Como se esperava, e como ocorreu depois da primeira reunião do Comitê de Política Monetária (Copom) do Banco Central (BC), a ata veio ligeiramente mais suave do que o duro comunicado que surpreendeu até o mercado.
Mas foi uma sopradinha bem de leve na mordida da última quarta-feira (21).
A frase que mais pode oxigenar a relação entre o BC e o governo Lula aparece no meio no terceiro ponto da ata, ou seja, meio discretamente: "Em várias economias emergentes, os ciclos de aperto chegam a uma pausa ou sugerem proximidade de seu fim". Não há qualquer compromisso sinalizado de fazer o mesmo, mas ao menos é a citação vaga que boa parte do mercado esperava na ata.
Bem mais adiante, no 28º ponto, vem um aceno na direção do ministro da Fazenda, Fernando Haddad, que tem travado batalhas dentro do governo: "O Comitê avalia que o compromisso com a execução do pacote fiscal demonstrado pelo Ministério da Fazenda, e já identificado nas estatísticas fiscais e na reoneração dos combustíveis, atenua os estímulos fiscais sobre a demanda, reduzindo o risco de alta sobre a inflação no curto prazo. Ademais, o Comitê seguirá acompanhando o desenho, a tramitação e a implementação do arcabouço fiscal que será apresentado pelo Governo e votado no Congresso. O Copom enfatizou que não há relação mecânica entre a convergência de inflação e a apresentação do arcabouço fiscal, uma vez que a primeira segue condicional à reação das expectativas de inflação, às projeções da dívida pública e aos preços de ativos. No entanto, o Comitê destaca que a materialização de um cenário com um arcabouço fiscal sólido e crível pode levar a um processo desinflacionário mais benigno através de seu efeito no canal de expectativas, ao reduzir as expectativas de inflação, a incerteza na economia e o prêmio de risco associado aos ativos domésticos".
Mas entre um soprinho e outro, sobrou espaço para uma dentada: "O Comitê novamente avaliou a possibilidade de incorporar alguma elevação em sua estimativa de taxa neutra de juros, em direção ao movimento observado nas expectativas para prazos mais longos extraídas da pesquisa Focus.
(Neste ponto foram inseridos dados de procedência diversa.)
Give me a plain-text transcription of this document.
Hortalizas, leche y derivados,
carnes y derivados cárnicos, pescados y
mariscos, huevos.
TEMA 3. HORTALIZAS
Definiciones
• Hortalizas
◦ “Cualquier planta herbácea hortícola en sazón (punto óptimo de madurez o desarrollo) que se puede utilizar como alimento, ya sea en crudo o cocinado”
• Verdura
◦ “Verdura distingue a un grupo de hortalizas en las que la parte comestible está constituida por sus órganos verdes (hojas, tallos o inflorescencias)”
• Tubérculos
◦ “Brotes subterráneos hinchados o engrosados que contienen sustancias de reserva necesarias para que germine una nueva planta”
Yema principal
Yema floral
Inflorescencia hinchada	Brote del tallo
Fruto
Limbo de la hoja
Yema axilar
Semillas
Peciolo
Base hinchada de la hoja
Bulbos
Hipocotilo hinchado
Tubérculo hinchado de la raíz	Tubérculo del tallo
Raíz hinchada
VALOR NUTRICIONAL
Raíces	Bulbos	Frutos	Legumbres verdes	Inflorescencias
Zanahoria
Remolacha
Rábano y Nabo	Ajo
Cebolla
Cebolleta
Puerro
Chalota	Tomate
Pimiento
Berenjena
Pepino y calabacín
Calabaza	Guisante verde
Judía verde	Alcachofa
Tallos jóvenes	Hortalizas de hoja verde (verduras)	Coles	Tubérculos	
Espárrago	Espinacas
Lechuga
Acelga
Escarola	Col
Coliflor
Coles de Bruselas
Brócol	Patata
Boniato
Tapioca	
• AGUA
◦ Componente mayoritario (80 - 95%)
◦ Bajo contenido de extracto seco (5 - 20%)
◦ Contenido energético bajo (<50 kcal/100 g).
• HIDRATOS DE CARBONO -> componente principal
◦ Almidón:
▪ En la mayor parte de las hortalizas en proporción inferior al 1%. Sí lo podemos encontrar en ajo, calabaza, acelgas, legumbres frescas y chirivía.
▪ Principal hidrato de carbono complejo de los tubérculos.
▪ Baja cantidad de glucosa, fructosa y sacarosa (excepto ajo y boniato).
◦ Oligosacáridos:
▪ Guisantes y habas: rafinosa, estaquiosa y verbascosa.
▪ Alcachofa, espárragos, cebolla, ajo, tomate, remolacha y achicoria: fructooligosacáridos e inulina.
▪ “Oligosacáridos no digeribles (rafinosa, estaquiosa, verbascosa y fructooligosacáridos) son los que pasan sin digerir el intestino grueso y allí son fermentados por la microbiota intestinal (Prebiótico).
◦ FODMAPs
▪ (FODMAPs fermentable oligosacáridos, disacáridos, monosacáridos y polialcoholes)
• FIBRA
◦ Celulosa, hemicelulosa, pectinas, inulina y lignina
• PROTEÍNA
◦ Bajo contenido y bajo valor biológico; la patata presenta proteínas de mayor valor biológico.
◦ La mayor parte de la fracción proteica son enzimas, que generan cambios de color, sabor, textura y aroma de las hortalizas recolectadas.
A taxa neutra real de juros é aquela em que, na ausência de impacto de outros fatores, a taxa de inflação permanece estável e o produto cresce de acordo com seu potencial, refletindo os ganhos de produtividade e mudanças nos fundamentos estruturais da economia. O Comitê optou, neste momento, por manter a taxa neutra de juros em 4%, mas avaliou cenários alternativos e identificou que os impactos de uma elevação da taxa neutra sobre suas projeções crescem no tempo e passam a ser mais relevantes a partir do segundo semestre de 2024".
Essa ameaça veio acompanhada de um recadaço, que parece ter como endereço a Avenida República do Chile, no Rio de Janeiro, onde fica a sede do BNDES: "Ao avaliar os fatores que poderiam levar à materialização de cenário alternativo caracterizado por uma taxa de juros neutra mais elevada, enfatizou-se a possível adoção de políticas parafiscais expansionistas, que têm o potencial de elevar a taxa neutra e diminuir a potência da política monetária, como já observado em comunicações anteriores do Comitê".
Uma informação da ata que não é nem sopro nem mordida, mas será importante para as apostas de mercado é o que define seu horizonte relevante: "O Comitê optou por novamente dar ênfase ao horizonte de seis trimestres à frente em suas projeções, mas antecipa que, para o próximo trimestre, o Comitê voltará a utilizar o horizonte usual, referente aos anos-calendário, uma vez que o horizonte de seis trimestres à frente coincidirá com o ano-calendário de 2024, não havendo assim mais efeito direto decorrente das mudanças tributárias no horizonte usual".